The slow-burn notwithstanding, however, it’s rabblerousing shenanigans of Fukuya City’s Mayor and his campaign, running high on a platform of xenophobia with an ordinance underway to signage that bans foreigners, and some of the constituents aren’t having it. This especially includes Goro (Shohei Uno), a former journalist and grandfather to city hall employee, Miu (Saki Fukuda), a quaint, unassuming paper pusher who largely goes unnoticeable by her staff.
Goro’s refusal to agree to the ordinance only adds to the discomfort for guilt-stricken city hall employee, Mano (Arata Iura), who fesses up to forging his signature in a tear-flooded tete-a-tete with the ailing and bedridden Goro, before ultimately doing the unthinkable. In response, Goro decides to reveal to Miu her true lineage as the last in a blood line of ninja, tasking her to hone in on her nascent skills to find evidence of city hall’s criminal wrongdoing in order to hold the mayor and his corrupt administration accountable.
A smart, subversive and sardonic riff on the ninja subgenre, Ninja Girl stands firm on its awkward comedy with a compelling narrative to suit the hearty laughs and romantic twist. Miu’s private life is usually comprised of taking care of her grandfather, doing aerobics in the morning and dancing her way through the sunrise, and when in public, she mostly keeps to herself, save for her usual personal connections.

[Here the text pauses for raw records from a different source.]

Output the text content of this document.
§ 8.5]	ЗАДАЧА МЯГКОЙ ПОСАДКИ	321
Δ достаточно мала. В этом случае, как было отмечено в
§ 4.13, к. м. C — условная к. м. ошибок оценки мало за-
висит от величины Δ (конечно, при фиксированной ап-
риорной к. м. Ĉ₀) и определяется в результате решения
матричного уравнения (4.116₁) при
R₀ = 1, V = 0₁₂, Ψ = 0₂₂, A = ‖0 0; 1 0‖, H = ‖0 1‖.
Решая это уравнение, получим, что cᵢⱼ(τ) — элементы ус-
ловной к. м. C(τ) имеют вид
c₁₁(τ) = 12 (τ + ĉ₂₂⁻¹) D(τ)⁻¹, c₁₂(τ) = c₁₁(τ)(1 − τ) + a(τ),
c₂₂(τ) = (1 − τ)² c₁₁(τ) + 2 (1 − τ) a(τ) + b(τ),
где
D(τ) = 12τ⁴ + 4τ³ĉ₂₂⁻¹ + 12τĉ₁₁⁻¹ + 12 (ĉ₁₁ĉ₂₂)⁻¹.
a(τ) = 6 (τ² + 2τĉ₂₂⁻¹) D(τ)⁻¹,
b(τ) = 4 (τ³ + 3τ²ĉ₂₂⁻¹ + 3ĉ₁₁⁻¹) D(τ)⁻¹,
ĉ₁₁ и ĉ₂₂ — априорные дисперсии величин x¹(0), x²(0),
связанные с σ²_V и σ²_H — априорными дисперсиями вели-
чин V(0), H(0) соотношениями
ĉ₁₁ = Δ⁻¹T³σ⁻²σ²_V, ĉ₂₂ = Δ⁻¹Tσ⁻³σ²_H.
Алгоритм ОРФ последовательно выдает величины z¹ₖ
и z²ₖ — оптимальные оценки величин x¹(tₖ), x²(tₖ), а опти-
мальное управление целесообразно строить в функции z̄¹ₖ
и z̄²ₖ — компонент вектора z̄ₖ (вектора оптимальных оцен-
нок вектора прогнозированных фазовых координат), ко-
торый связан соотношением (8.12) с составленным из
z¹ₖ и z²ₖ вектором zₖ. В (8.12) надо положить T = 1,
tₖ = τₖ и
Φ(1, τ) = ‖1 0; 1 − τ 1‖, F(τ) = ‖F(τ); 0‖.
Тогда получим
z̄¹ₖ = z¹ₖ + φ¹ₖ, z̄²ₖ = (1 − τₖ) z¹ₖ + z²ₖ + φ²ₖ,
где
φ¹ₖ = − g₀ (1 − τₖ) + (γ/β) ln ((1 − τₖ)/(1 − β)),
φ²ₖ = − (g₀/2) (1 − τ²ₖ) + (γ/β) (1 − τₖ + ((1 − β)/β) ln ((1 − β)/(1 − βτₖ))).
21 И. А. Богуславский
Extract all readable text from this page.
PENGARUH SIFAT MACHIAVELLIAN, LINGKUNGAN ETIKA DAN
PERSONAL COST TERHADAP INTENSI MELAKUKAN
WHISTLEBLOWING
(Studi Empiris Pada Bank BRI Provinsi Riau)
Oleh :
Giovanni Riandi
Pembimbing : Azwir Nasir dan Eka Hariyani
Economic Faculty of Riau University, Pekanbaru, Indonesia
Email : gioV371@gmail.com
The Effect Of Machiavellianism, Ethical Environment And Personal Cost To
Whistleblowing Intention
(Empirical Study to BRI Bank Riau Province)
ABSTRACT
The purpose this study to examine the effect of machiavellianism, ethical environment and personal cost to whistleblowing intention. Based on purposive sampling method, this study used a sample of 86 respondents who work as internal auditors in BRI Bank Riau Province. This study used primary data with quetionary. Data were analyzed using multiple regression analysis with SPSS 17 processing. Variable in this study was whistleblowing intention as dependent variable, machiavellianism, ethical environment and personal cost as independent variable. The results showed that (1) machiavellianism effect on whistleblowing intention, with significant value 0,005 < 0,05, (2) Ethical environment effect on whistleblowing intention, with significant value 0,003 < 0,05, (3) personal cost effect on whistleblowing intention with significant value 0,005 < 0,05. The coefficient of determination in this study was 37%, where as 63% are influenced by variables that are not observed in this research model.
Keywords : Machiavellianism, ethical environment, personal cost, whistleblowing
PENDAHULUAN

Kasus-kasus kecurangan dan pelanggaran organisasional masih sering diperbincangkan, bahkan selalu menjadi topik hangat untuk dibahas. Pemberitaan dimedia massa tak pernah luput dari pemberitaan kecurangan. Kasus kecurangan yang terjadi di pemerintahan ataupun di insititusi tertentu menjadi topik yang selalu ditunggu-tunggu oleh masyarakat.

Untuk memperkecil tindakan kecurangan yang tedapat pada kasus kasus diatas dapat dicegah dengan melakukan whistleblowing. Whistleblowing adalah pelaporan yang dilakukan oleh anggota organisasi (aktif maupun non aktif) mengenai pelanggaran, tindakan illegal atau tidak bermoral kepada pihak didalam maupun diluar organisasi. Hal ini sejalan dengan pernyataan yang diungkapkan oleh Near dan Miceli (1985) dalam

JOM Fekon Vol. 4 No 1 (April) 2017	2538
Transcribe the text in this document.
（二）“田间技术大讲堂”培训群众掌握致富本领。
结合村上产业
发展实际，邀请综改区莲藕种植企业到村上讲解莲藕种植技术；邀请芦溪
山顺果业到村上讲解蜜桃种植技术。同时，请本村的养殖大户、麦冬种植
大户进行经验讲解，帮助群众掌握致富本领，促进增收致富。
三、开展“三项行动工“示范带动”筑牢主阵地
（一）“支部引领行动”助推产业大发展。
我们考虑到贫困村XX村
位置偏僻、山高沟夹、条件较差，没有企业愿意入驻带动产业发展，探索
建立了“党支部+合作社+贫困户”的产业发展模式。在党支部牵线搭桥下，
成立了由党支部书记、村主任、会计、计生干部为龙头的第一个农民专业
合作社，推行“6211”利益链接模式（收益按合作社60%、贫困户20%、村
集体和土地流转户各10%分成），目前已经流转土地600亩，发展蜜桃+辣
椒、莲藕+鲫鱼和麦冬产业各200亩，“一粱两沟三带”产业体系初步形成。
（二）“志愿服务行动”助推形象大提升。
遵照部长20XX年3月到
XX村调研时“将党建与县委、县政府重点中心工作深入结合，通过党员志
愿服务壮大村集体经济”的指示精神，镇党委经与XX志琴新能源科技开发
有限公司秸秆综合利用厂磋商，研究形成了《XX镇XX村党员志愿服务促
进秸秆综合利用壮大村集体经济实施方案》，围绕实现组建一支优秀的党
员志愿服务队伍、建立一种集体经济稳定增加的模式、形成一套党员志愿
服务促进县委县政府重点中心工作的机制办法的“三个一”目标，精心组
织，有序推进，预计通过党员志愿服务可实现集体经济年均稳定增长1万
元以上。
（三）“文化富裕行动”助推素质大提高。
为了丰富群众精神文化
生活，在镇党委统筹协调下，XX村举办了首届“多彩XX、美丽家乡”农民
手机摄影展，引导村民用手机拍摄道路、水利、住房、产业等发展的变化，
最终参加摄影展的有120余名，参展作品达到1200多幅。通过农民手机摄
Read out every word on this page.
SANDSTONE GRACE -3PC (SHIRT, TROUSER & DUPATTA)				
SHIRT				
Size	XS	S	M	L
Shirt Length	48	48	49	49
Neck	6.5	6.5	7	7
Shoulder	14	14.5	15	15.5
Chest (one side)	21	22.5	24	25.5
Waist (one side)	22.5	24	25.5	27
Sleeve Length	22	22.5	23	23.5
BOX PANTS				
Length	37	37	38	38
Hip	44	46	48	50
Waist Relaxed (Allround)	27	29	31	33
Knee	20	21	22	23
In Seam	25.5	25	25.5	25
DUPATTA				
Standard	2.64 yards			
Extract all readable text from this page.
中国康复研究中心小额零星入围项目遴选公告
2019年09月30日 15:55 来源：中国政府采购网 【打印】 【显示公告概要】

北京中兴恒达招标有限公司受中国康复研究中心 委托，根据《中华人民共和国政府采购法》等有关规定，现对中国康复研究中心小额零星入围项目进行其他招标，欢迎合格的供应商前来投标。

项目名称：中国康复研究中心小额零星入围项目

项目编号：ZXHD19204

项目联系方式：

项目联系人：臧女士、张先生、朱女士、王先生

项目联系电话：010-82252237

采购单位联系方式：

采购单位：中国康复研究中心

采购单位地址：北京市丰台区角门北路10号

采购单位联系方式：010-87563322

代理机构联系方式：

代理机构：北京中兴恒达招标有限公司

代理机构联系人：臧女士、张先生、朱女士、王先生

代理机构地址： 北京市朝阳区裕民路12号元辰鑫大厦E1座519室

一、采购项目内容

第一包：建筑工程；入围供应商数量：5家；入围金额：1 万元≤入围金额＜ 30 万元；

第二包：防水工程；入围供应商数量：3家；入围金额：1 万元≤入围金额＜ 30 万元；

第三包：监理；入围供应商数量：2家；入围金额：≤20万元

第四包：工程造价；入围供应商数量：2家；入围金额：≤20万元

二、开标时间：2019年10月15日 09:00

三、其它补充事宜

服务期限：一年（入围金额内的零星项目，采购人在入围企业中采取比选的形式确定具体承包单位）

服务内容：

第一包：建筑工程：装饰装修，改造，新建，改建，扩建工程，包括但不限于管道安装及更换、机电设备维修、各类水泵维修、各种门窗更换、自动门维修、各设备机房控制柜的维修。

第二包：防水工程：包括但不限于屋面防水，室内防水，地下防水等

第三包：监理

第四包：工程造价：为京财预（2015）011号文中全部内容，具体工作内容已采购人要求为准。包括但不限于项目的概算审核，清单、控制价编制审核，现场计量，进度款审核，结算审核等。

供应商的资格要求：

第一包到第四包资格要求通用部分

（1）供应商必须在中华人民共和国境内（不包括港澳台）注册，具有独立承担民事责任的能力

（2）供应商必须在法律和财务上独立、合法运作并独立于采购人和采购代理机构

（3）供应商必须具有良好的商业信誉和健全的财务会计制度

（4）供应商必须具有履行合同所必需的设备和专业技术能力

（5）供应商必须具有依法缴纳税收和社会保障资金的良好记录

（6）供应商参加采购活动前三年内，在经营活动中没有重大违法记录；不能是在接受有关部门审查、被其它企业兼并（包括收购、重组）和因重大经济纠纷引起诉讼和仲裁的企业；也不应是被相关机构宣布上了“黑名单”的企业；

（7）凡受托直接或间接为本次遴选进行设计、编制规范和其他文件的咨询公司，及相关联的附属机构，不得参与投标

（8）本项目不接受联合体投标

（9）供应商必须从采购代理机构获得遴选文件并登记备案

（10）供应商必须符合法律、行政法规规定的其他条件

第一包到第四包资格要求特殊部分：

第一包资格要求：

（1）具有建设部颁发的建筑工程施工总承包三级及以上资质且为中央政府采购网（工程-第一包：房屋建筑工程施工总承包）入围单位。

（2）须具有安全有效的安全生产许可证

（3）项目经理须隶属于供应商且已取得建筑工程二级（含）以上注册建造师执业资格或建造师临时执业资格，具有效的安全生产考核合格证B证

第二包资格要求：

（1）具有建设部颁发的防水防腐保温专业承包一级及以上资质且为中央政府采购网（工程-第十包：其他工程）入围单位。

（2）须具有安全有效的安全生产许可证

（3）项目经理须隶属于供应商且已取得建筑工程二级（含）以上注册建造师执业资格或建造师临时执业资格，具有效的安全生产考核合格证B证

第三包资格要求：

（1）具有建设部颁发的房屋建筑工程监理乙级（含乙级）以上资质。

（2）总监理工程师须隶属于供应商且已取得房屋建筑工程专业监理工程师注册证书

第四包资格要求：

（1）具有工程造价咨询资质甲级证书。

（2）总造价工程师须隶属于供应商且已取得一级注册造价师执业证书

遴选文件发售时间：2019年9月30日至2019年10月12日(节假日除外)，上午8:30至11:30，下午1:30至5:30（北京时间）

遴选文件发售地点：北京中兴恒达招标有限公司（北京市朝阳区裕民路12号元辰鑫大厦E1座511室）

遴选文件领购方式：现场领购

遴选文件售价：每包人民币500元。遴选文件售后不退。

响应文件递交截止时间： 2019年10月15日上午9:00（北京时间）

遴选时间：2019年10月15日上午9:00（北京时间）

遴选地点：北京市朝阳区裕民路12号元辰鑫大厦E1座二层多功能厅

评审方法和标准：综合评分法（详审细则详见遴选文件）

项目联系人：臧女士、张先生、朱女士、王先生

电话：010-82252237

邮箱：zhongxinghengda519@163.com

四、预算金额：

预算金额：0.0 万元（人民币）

She has a meekness to her walk and herself overall gait and posture, which is something neat to take away as a viewer knowing that she’s definitely on the way to discovering herself a little more beyond who she is right then.
There’s a romantic subplot that ensues in the second half that sort of helps drive things forward in terms of Miu’s own self-discovery, along with the added peril of quarreling with her best friend, Saeko (Ryoka Neya), and suddenly learning one day while stalking her colleagues in ninja garb that’s she’s not the only ninja in town tip-toeing in the bushes. Indeed, her escapades bring about some intense close calls, and it’s only when things reach their utmost boiling point that Miu finally starts to sharpen her skillset a little more, armed only with a homemade fukia (meaning blowgun), and a few kicks in her arsenal.
Ninja Girl moves at a slow, albeit quirky pace with a mix of characters who each compel us to get behind Miu as she stays the course. She’s not reluctant about her destiny either; though she’s fully aware of the danger she’s put herself in, she welcomes it with the responsibility beholden to her.
We do have a few key supporting character deaths that offer sobering precedence, and a tenderness through a poetic reality-bending lens that’s seldom seen in films. There’s also a scene during which an immigrant character pays a visit to Miu’s home along with a friend, who suddenly disappears after they finish talking, which also, in a way, speaks to how heavy-handed it feels when people who play key roles in our day-to-day functionality are suddenly removed from us.
Fukuda’s portrayal brings a delightful performance in a story that emancipates with absolute vengeance. As for whether or not there is an actual subsect of society living as “ninja” in Japan is another story all it’s own, but all in all, Ninja Girl will certainly have you believing in legends.